We all need time to process and catalog our experiences and form a response to them. The contemplative life could begin in childhood, if afforded the opportunity.

In New Seeds of Contemplation, Thomas Merton writes:

. . . the interior life and contemplation are the things we most of all need — I speak only of contemplation that springs from the love of God.

In offering rest to our children and in offering rest to ourselves, we offer time and space for “the things we most of all the need,” that is a robust interior life and a habit of contemplation— the substance of which we are providing during our more active hours, since “every moment and every event of every man’s life on earth plants something in his soul,” as Merton expresses.

As co-gardeners of our souls with God, we need time to weed and attend to the sprouts— either to discard or to save. And how can those two classes be discerned without time for observation and discernment, without time for contemplation? Indeed, I think so often we rush about seeking answers to questions we already know, that God has already whispered into our souls, if we were only quiet and still enough to hear His voice. He is our Shepherd and we are His sheep, yet we only know Him when He speaks if we have trained our ears to hear, if we have rested in His shadow and been fed from His hand. What is it to lie down in green pastures except to rest in the One who cares for us, who is with us, who is mighty to save? Who quiets us with His love, and rejoices over us with singing? Find rest, oh my soul, in God alone.

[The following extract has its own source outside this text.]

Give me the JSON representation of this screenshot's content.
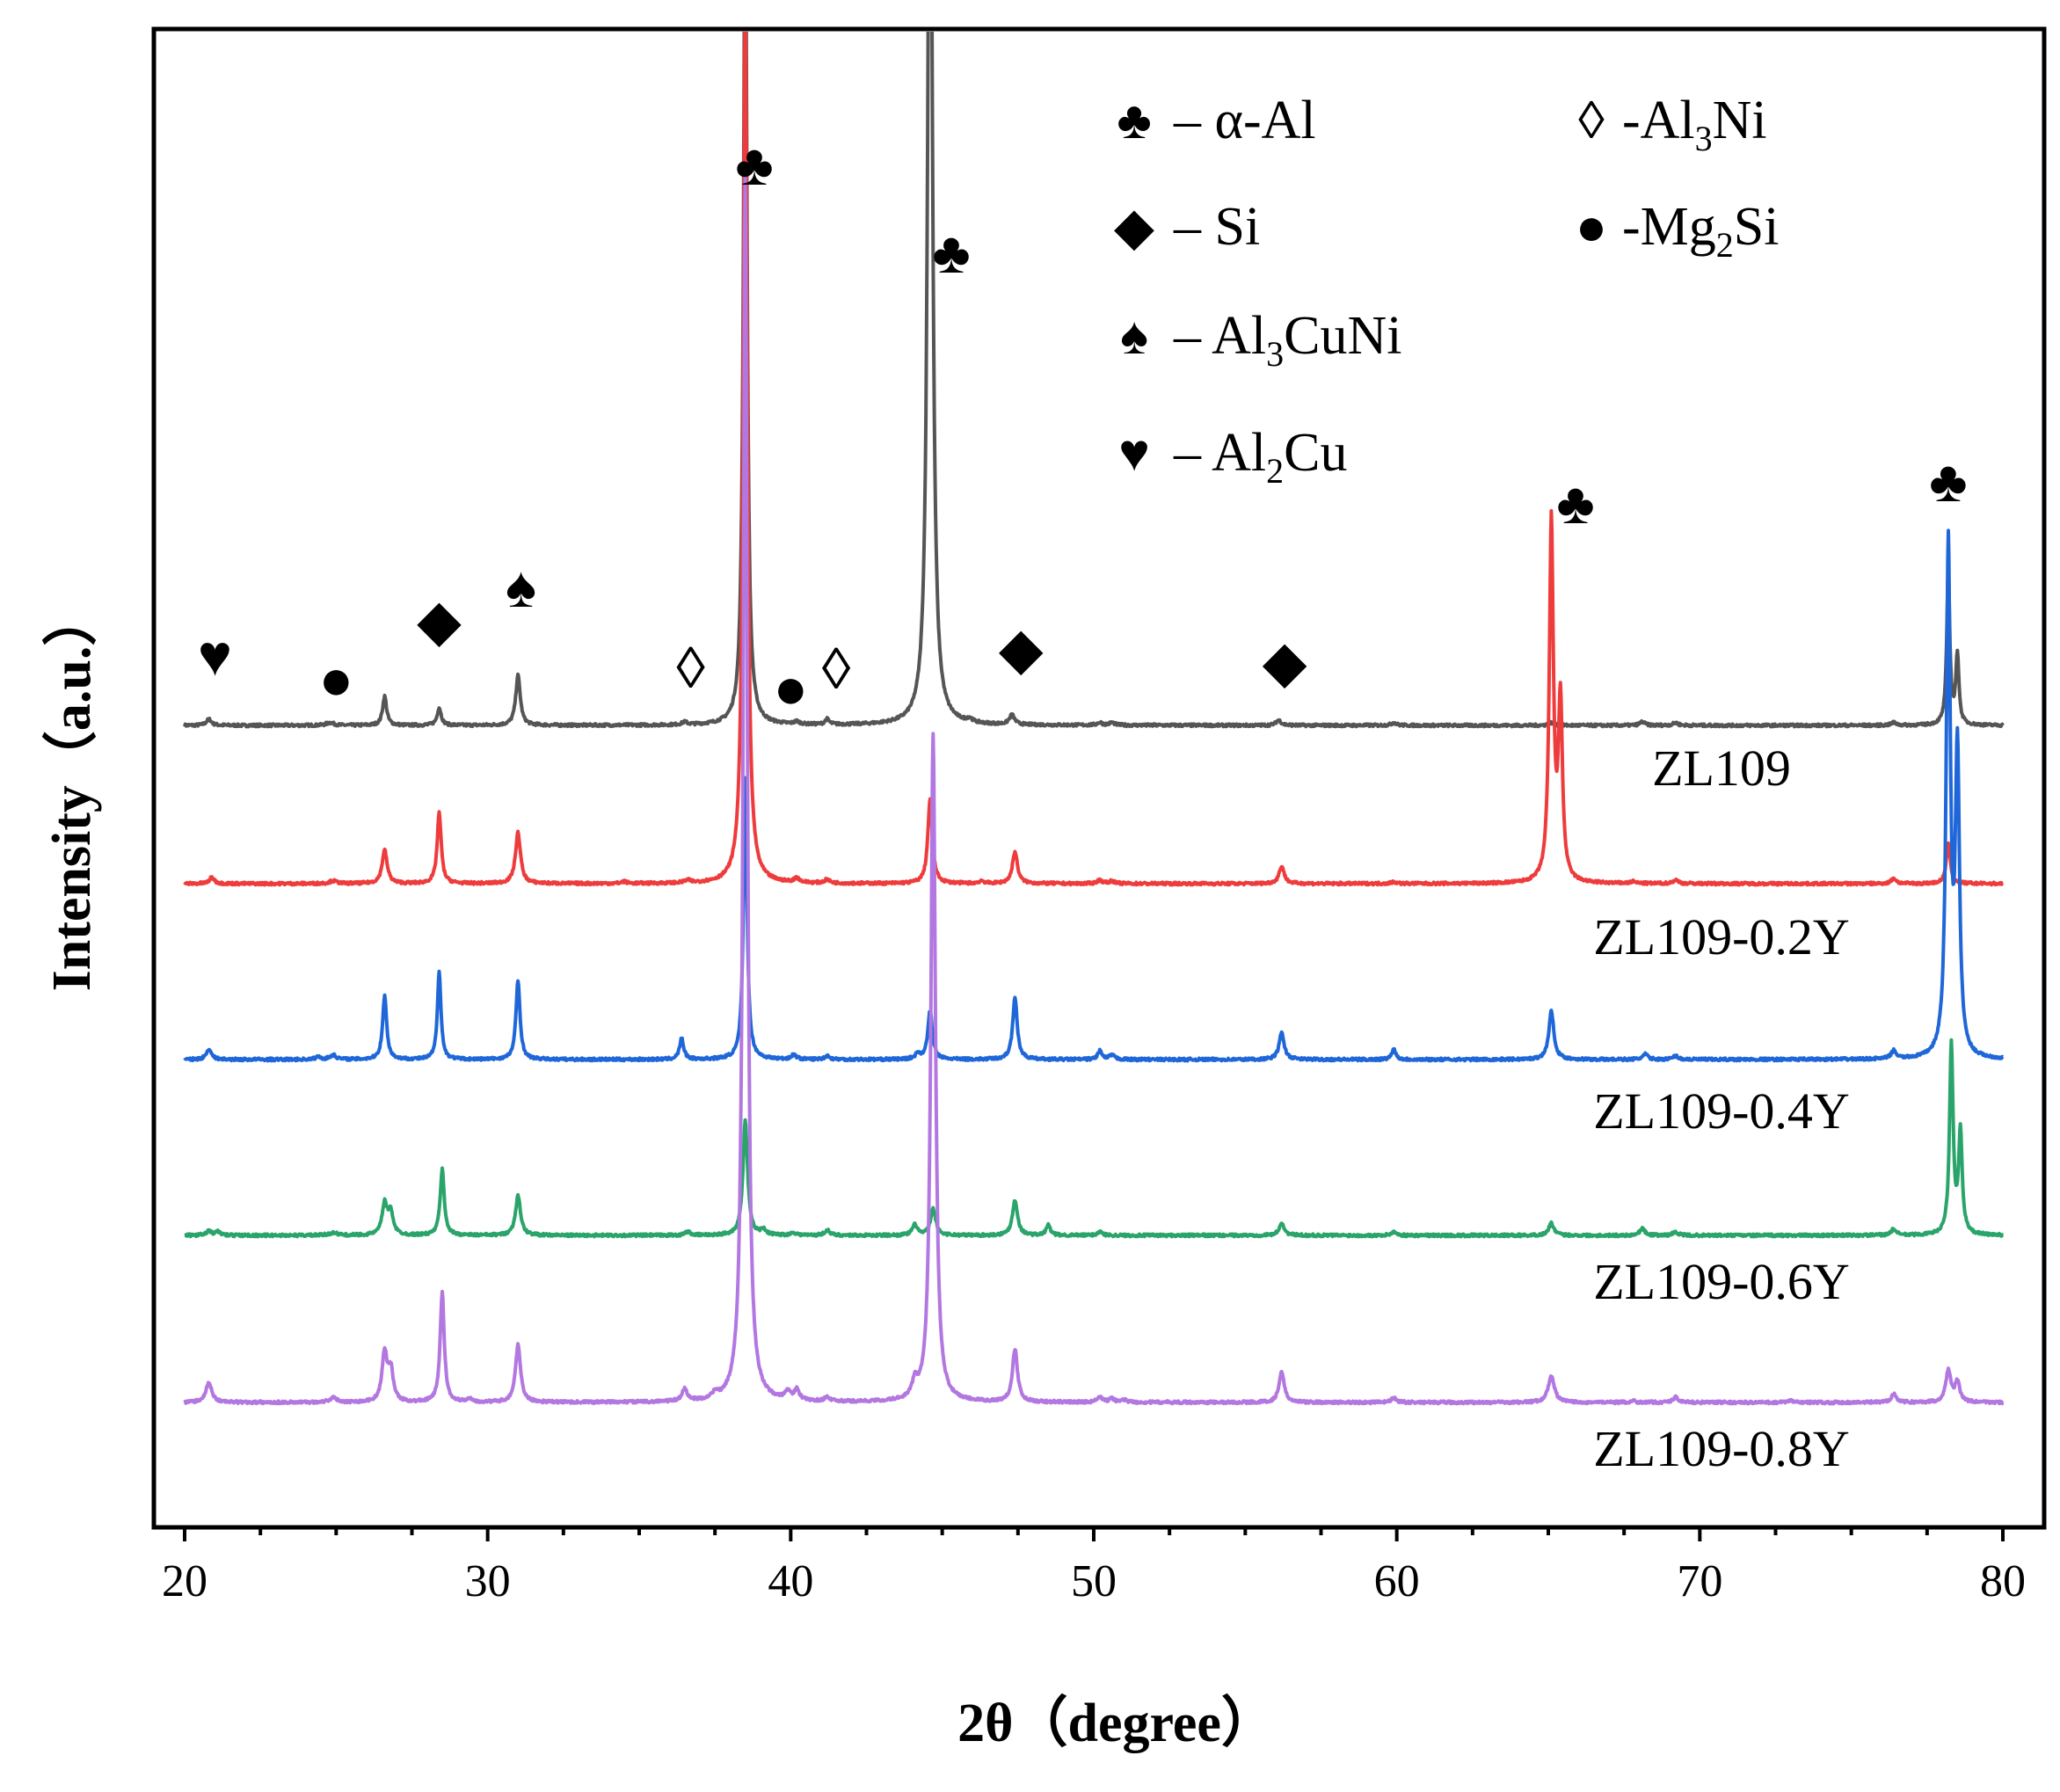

In rest, there is the renewing of our minds.

In rest, there is worship.

In rest, there is the meditation and contemplation of the mighty works and workings of God— His hidden hand, and His outstretched arm.

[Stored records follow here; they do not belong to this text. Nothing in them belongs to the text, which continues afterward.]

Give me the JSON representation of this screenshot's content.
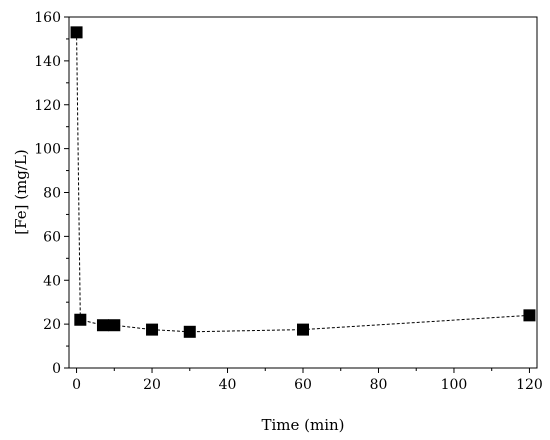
{
  "chart_data": {
    "type": "scatter",
    "xlabel": "Time (min)",
    "ylabel": "[Fe] (mg/L)",
    "xlim": [
      -2,
      122
    ],
    "ylim": [
      0,
      160
    ],
    "x_ticks": [
      0,
      20,
      40,
      60,
      80,
      100,
      120
    ],
    "y_ticks": [
      0,
      20,
      40,
      60,
      80,
      100,
      120,
      140,
      160
    ],
    "grid": false,
    "legend": "none",
    "series": [
      {
        "marker": "square",
        "line_style": "dashed",
        "color": "#000000",
        "x": [
          0,
          1,
          7,
          10,
          20,
          30,
          60,
          120
        ],
        "y": [
          153,
          22,
          19.5,
          19.5,
          17.5,
          16.5,
          17.5,
          24
        ]
      }
    ]
  }
}
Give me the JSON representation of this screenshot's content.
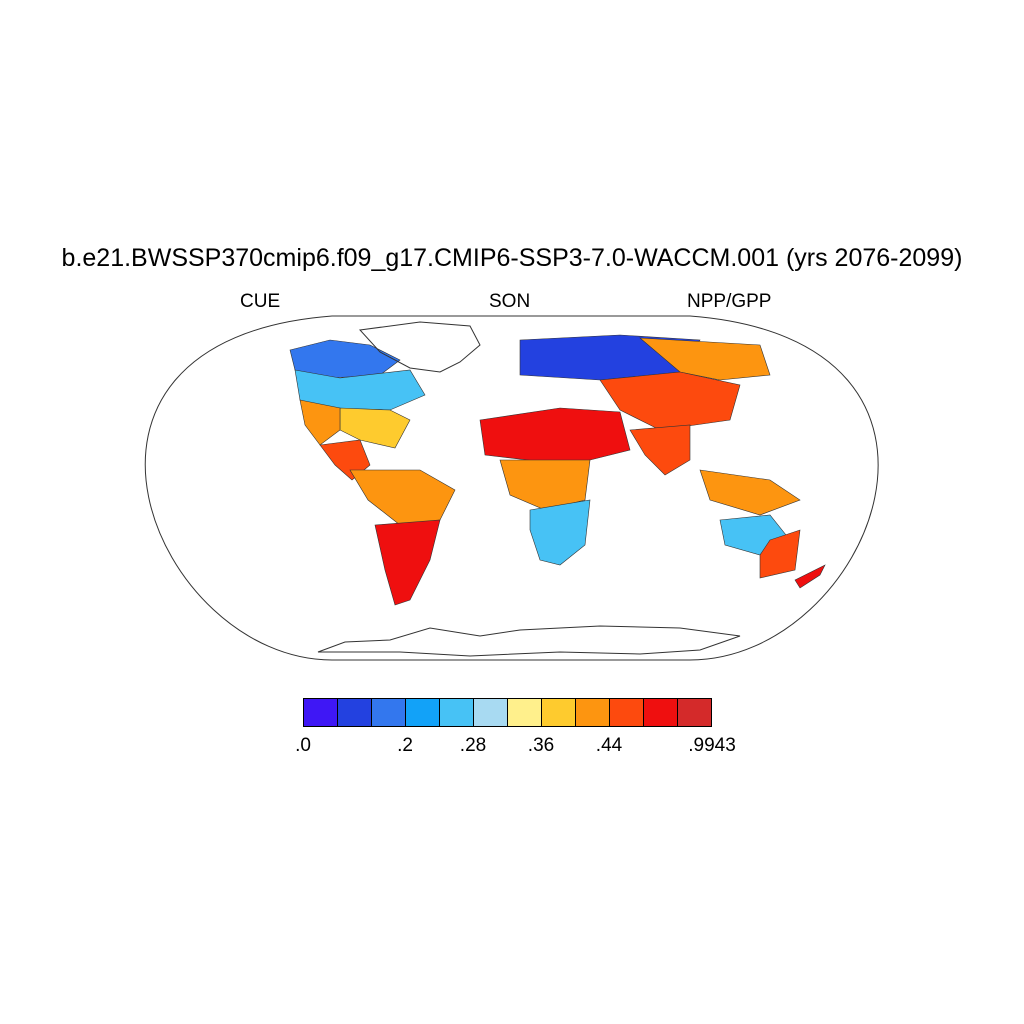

In rest, there is salvation— not shame.

In rest, we walk with God in garden. We hear His voice and are not afraid.

There is a time for all manner of things under the sun— including rest.

There is a time for thinking, and feeling, and doing— and each have their sabbath. There is a time for work and a time to refrain from working— or at least to work differently. There is a quote I once heard and will butcher to this effect:

He who works with his head, sabbaths with his hands.

And so, far be it from me to put limitations or parameters about what it means to rest— I only seek to encourage a regular ceasing from striving. Take mental time, and prepare a mental space to be still, to know that He is God (that we are His people), and to rest.

I’ll quote Mahaney in benediction and in encouragement for your set-apart time, perhaps your mid-day rest:

Seize this opportunity to mortify pride and cultivate humility by setting apart [rest] as a holy gift from God, as a reminder of your full dependence on Him, and as an occasion to examine your own heart before Him. Let the Spirit give you a new perception and appreciation of [rest], so that this seemingly ordinary act might be transformed into an opportunity to cultivate humility and weaken pride.